The next-gen version features a tool to quantify changes in tissue composition following treatment. It also boasts an altered delivery sequence in combination with an automated planning system that can reduce the overall procedure time by 40%, the Charlotte, N.C.-based company reported.
“We worked diligently with the FDA to provide clinical data consistent with the requirements established in the de novo authorization SonaCare Medical received for Sonablate in 2015,” CEO Dr. Mark Carol said in prepared remarks. “We are appreciative of the efforts of the FDA to continue to advance the delivery of care for men who may benefit from prostate tissue ablation. Based on the adoption rates of Sonablate in the U.S. in 2016, we expect the placements and acquisitions of our technology to grow dramatically in 2017, bringing this ground-breaking approach to a greater percentage of men in the U.S.”

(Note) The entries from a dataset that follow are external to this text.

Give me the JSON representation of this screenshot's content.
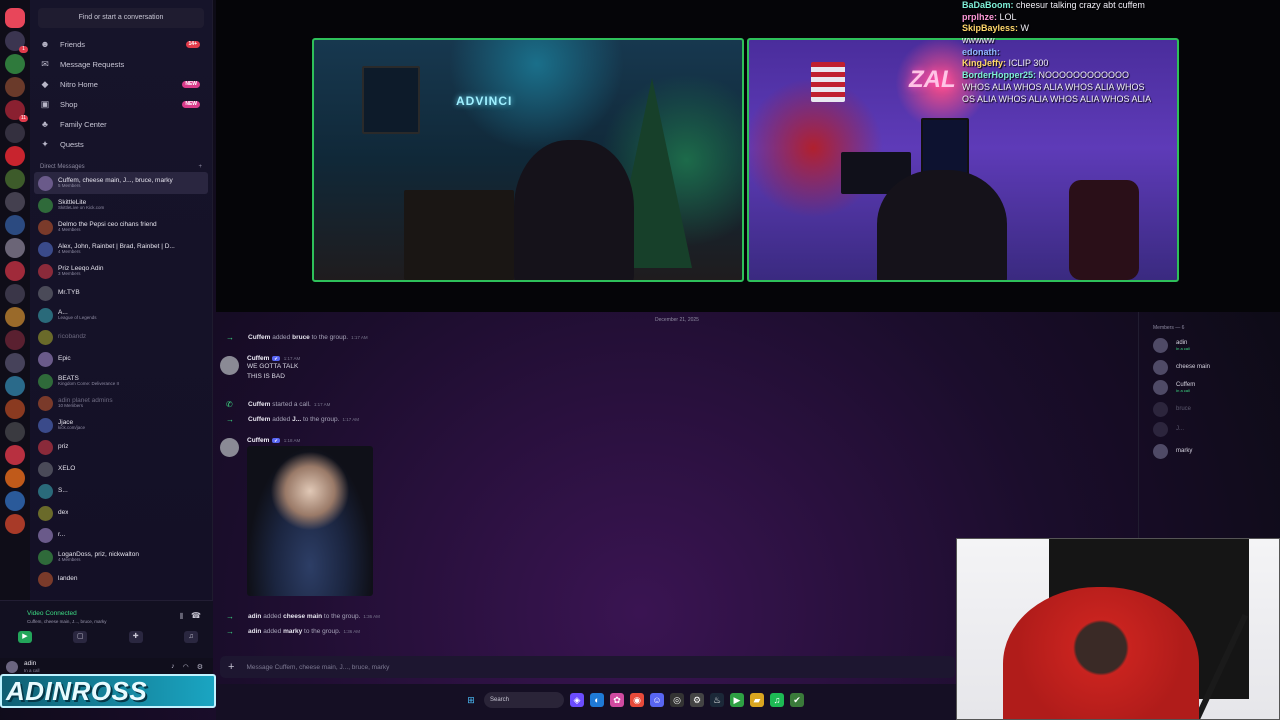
{
  "sidebar": {
    "find_placeholder": "Find or start a conversation",
    "nav": [
      {
        "label": "Friends",
        "icon": "friends-icon",
        "badge": "14+"
      },
      {
        "label": "Message Requests",
        "icon": "envelope-icon",
        "badge": ""
      },
      {
        "label": "Nitro Home",
        "icon": "nitro-icon",
        "badge": "NEW"
      },
      {
        "label": "Shop",
        "icon": "shop-icon",
        "badge": "NEW"
      },
      {
        "label": "Family Center",
        "icon": "family-icon",
        "badge": ""
      },
      {
        "label": "Quests",
        "icon": "quests-icon",
        "badge": ""
      }
    ],
    "dm_header": "Direct Messages",
    "dm_plus": "+",
    "dms": [
      {
        "name": "Cuffem, cheese main, J..., bruce, marky",
        "sub": "5 Members",
        "active": true
      },
      {
        "name": "SkittleLite",
        "sub": "SkittleLive on Kick.com"
      },
      {
        "name": "Delmo the Pepsi ceo cihans friend",
        "sub": "4 Members"
      },
      {
        "name": "Alex, John, Rainbet | Brad, Rainbet | D...",
        "sub": "4 Members"
      },
      {
        "name": "Priz Leeqo Adin",
        "sub": "3 Members"
      },
      {
        "name": "Mr.TYB",
        "sub": ""
      },
      {
        "name": "A...",
        "sub": "League of Legends"
      },
      {
        "name": "ricobandz",
        "sub": "",
        "dim": true
      },
      {
        "name": "Epic",
        "sub": ""
      },
      {
        "name": "BEATS",
        "sub": "Kingdom Come: Deliverance II"
      },
      {
        "name": "adin planet admins",
        "sub": "10 Members",
        "dim": true
      },
      {
        "name": "Jjace",
        "sub": "kick.com/jace"
      },
      {
        "name": "priz",
        "sub": ""
      },
      {
        "name": "XELO",
        "sub": ""
      },
      {
        "name": "S...",
        "sub": ""
      },
      {
        "name": "dex",
        "sub": ""
      },
      {
        "name": "r...",
        "sub": ""
      },
      {
        "name": "LoganDoss, priz, nickwalton",
        "sub": "4 Members"
      },
      {
        "name": "landen",
        "sub": ""
      }
    ],
    "voice": {
      "status": "Video Connected",
      "channel": "Cuffem, cheese main, J..., bruce, marky"
    },
    "user": {
      "name": "adin",
      "status": "In a call"
    }
  },
  "brand_text": "ADINROSS",
  "stream_chat": [
    {
      "user": "BaDaBoom:",
      "text": "cheesur talking crazy abt cuffem",
      "color": "teal"
    },
    {
      "user": "prplhze:",
      "text": "LOL",
      "color": "pink"
    },
    {
      "user": "SkipBayless:",
      "text": "W",
      "color": "gold"
    },
    {
      "user": "",
      "text": "wwwww",
      "color": "teal"
    },
    {
      "user": "edonath:",
      "text": "",
      "color": "blue"
    },
    {
      "user": "KingJeffy:",
      "text": "ICLIP 300",
      "color": "gold"
    },
    {
      "user": "BorderHopper25:",
      "text": "NOOOOOOOOOOOO",
      "color": "teal"
    },
    {
      "user": "",
      "text": "WHOS ALIA WHOS ALIA WHOS ALIA WHOS",
      "color": "teal"
    },
    {
      "user": "",
      "text": "OS ALIA WHOS ALIA WHOS ALIA WHOS ALIA",
      "color": "teal"
    }
  ],
  "video_left": {
    "logo_text": "ADVINCI"
  },
  "video_right": {
    "neon_text": "ZAL"
  },
  "chat": {
    "date_divider": "December 21, 2025",
    "items": [
      {
        "kind": "sys",
        "icon": "arrow",
        "user": "Cuffem",
        "mid": "added",
        "target": "bruce",
        "end": "to the group.",
        "ts": "1:17 AM"
      },
      {
        "kind": "msg",
        "user": "Cuffem",
        "ts": "1:17 AM",
        "lines": [
          "WE GOTTA TALK",
          "THIS IS BAD"
        ]
      },
      {
        "kind": "sys",
        "icon": "phone",
        "user": "Cuffem",
        "mid": "started a call.",
        "target": "",
        "end": "",
        "ts": "1:17 AM"
      },
      {
        "kind": "sys",
        "icon": "arrow",
        "user": "Cuffem",
        "mid": "added",
        "target": "J...",
        "end": "to the group.",
        "ts": "1:17 AM"
      },
      {
        "kind": "msg",
        "user": "Cuffem",
        "ts": "1:18 AM",
        "lines": []
      },
      {
        "kind": "sys",
        "icon": "arrow",
        "user": "adin",
        "mid": "added",
        "target": "cheese main",
        "end": "to the group.",
        "ts": "1:36 AM"
      },
      {
        "kind": "sys",
        "icon": "arrow",
        "user": "adin",
        "mid": "added",
        "target": "marky",
        "end": "to the group.",
        "ts": "1:36 AM"
      }
    ],
    "composer_placeholder": "Message Cuffem, cheese main, J..., bruce, marky"
  },
  "members": {
    "title": "Members — 6",
    "list": [
      {
        "name": "adin",
        "status": "In a call"
      },
      {
        "name": "cheese main",
        "status": ""
      },
      {
        "name": "Cuffem",
        "status": "In a call"
      },
      {
        "name": "bruce",
        "status": "",
        "dim": true
      },
      {
        "name": "J...",
        "status": "",
        "dim": true
      },
      {
        "name": "marky",
        "status": ""
      }
    ]
  },
  "taskbar": {
    "search_label": "Search"
  },
  "colors": {
    "accent_green": "#3ddc84",
    "call_border": "#2ec05a",
    "badge_red": "#e23b4b",
    "blurple": "#5865f2"
  }
}
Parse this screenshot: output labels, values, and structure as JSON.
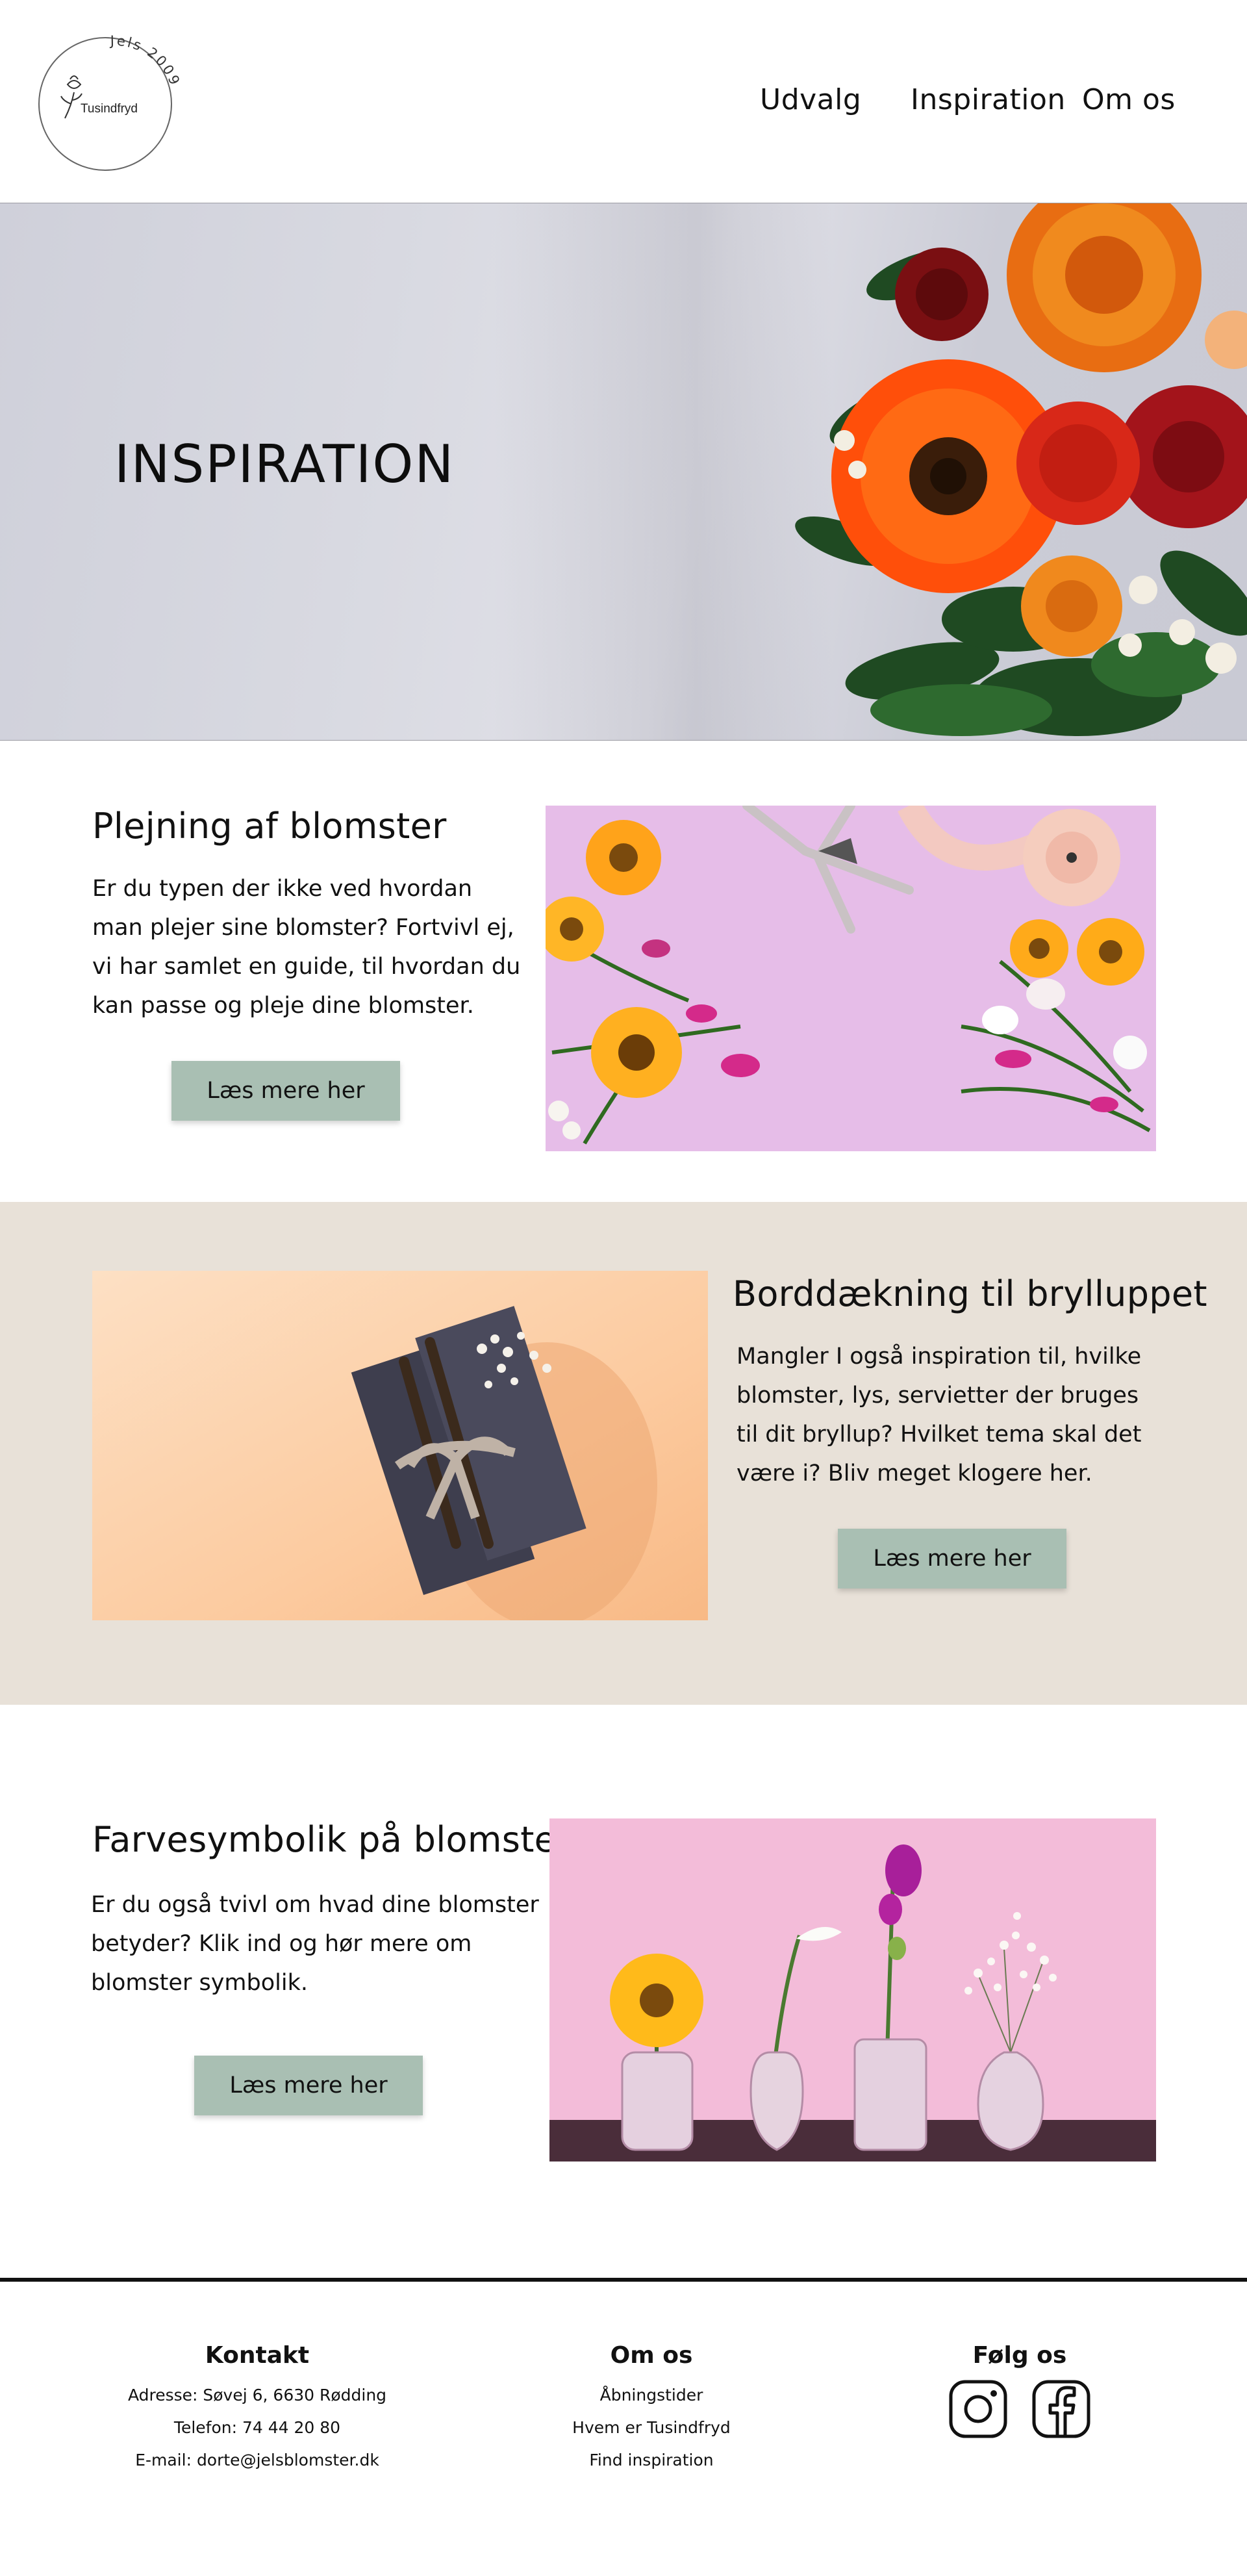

The FDA approved the 1st version of Sonablate in October 2015. Just 1 year earlier, the FDA failed to recommend approval for the device, which propelled the company to reposition Sonablate to treat more aggressive stages of prostate cancer.
After SonaCare won FDA pre-market approval for the HIFU device, competitor EDAP (NSDQ:EDAP) pulled the de novo application for its Ablatherm HIFU.